Contract — a developer's spec
POST /hit/:key increments and returns {"key","count"}; GET /count/:key returns the current count (0 if unseen); GET /health → {"ok":true}; persist in KV.
✓ builds it, 8/8
Voice — how a person actually talks
"ok so i want like a little counter thing on a worker, count how many times something happens per label, gotta remember it, chuck in a health check too that says ok, anything else just 404…"
✓ builds it, 8/8
The trap we had to fix: the model named a field label because the casual user said "label". An exact-string grader would call that a failure. It isn't — the counter works. FlareBench grades whether the thing does what was asked, and only checks exact API shapes when a formal contract genuinely specified them.

Leaderboard — capability × cost

Task: a KV-backed hit-counter Worker, deployed live and exercised over HTTP. On an easy task capability saturates — so cost is the signal. 21 models across generations; single run each (pass@k in progress).

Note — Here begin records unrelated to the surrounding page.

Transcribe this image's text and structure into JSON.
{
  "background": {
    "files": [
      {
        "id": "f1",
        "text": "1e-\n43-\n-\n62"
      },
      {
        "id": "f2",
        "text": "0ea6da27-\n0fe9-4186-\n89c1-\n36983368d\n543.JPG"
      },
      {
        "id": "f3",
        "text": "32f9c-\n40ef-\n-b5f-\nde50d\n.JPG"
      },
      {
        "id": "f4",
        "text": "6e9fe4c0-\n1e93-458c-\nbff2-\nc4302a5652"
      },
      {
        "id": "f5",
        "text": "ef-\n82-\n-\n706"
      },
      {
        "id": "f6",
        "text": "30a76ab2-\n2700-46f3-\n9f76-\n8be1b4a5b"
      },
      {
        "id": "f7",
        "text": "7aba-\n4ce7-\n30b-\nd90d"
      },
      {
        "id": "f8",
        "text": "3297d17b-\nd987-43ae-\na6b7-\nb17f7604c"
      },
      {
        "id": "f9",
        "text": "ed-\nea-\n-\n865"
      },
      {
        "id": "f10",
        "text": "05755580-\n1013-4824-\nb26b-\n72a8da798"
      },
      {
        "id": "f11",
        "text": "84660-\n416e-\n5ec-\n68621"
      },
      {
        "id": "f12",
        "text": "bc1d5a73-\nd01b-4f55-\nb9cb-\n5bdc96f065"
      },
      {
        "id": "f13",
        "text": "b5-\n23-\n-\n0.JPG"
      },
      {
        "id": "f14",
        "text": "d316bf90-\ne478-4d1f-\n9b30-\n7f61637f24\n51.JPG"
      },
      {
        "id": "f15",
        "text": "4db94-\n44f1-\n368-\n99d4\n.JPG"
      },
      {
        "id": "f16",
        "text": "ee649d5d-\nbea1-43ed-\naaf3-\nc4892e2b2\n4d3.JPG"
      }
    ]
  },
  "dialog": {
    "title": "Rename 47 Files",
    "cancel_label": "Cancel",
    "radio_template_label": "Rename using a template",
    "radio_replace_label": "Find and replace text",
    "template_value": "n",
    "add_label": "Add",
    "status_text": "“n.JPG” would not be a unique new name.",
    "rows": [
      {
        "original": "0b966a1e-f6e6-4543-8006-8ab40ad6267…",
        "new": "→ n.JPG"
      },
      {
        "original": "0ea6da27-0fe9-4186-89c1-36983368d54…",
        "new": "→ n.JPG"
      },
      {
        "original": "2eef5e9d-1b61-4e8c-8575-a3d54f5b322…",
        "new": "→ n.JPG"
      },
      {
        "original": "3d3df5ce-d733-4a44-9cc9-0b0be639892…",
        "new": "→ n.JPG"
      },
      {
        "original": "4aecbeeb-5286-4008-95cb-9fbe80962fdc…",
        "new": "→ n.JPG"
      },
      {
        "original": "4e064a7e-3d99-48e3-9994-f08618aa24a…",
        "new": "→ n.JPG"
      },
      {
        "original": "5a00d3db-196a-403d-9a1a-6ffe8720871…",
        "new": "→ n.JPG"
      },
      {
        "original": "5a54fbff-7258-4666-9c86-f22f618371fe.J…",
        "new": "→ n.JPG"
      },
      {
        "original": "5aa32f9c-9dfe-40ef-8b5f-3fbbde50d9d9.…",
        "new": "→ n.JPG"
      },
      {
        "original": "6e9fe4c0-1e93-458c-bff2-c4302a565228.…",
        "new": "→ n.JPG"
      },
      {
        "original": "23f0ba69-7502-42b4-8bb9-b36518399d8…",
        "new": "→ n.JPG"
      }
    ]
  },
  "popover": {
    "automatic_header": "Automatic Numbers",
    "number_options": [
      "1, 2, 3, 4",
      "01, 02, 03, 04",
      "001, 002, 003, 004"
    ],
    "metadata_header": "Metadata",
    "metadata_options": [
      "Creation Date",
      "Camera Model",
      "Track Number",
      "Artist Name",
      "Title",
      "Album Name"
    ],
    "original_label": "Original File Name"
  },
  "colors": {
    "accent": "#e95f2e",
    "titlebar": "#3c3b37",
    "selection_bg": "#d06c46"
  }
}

ModelResultOut tokensCallsWallCost / run
z-ai/glm-4.7 pass 1,609 4 57s $0.0048
deepseek/deepseek-chat-v3.1 pass 2,431 10 110s $0.0071
qwen/qwen3-max pass 913 5 31s $0.0095
openai/gpt-5.1 pass 777 4 28s $0.0105
moonshotai/kimi-k2.6 pass 2,417 5 50s $0.0115
openai/gpt-5.4 pass 609 4 20s $0.0171
openai/gpt-5.2 pass 1,029 4 27s $0.0202
openai/gpt-5 pass 2,794 4 80s $0.0333
anthropic/claude-sonnet-4.6 pass 1,057 4 34s $0.0376
openai/gpt-5.5 pass 919 5 27s $0.0479
anthropic/claude-sonnet-4.5 pass 1,473 6 33s $0.0495
anthropic/claude-opus-4.6 pass 844 4 26s $0.0499
anthropic/claude-opus-4.8 pass 811 4 25s $0.0499
anthropic/claude-opus-4.7 pass 1,032 4 26s $0.0632
google/gemini-3.1-pro-preview pass 4,922 4 66s $0.0673
anthropic/claude-sonnet-4 pass 1,639 7 42s $0.0710
google/gemini-3.5-flash pass 5,945 7 45s $0.0791
anthropic/claude-opus-4.5 pass 974 6 30s $0.0810
anthropic/claude-opus-4 pass 1,348 6 100s $0.2723
anthropic/claude-opus-4.1 pass 1,460 7 103s $0.3312
z-ai/glm-4.6 75% 1,137 4 45s $0.0037
What the data says. 20/21 pass — so the spread that matters is a 69× range in $/run for identical correctness. Open weights lead the cost frontier (glm-4.7, DeepSeek, Qwen). "Flash" isn't cheap — Gemini 3.5 Flash burns the most output tokens of any model here. The single failure (glm-4.6) is also the cheapest run: it used ctx.waitUntil on a KV write, so reads went stale — a real, specific Cloudflare mistake. Cheap without correct is worthless.

Where it's heading

Building a Worker is the start. The harder, less-tested question is whether AI can do the actual work people do — so the benchmark grows in realism.

Honest by construction

A benchmark is only as good as its refusal to fool itself. Every "failure" gets inspected before it's believed — which is how we caught four harness bugs masquerading as model failures (route propagation, an invalid-hostname naming bug that looked exactly like "Sonnet can't build a Worker", an npm leak, and KV consistency). We grade outcomes, validate every verifier against a reference solution, and keep the base prompt free of any Cloudflare coaching so the numbers stay clean.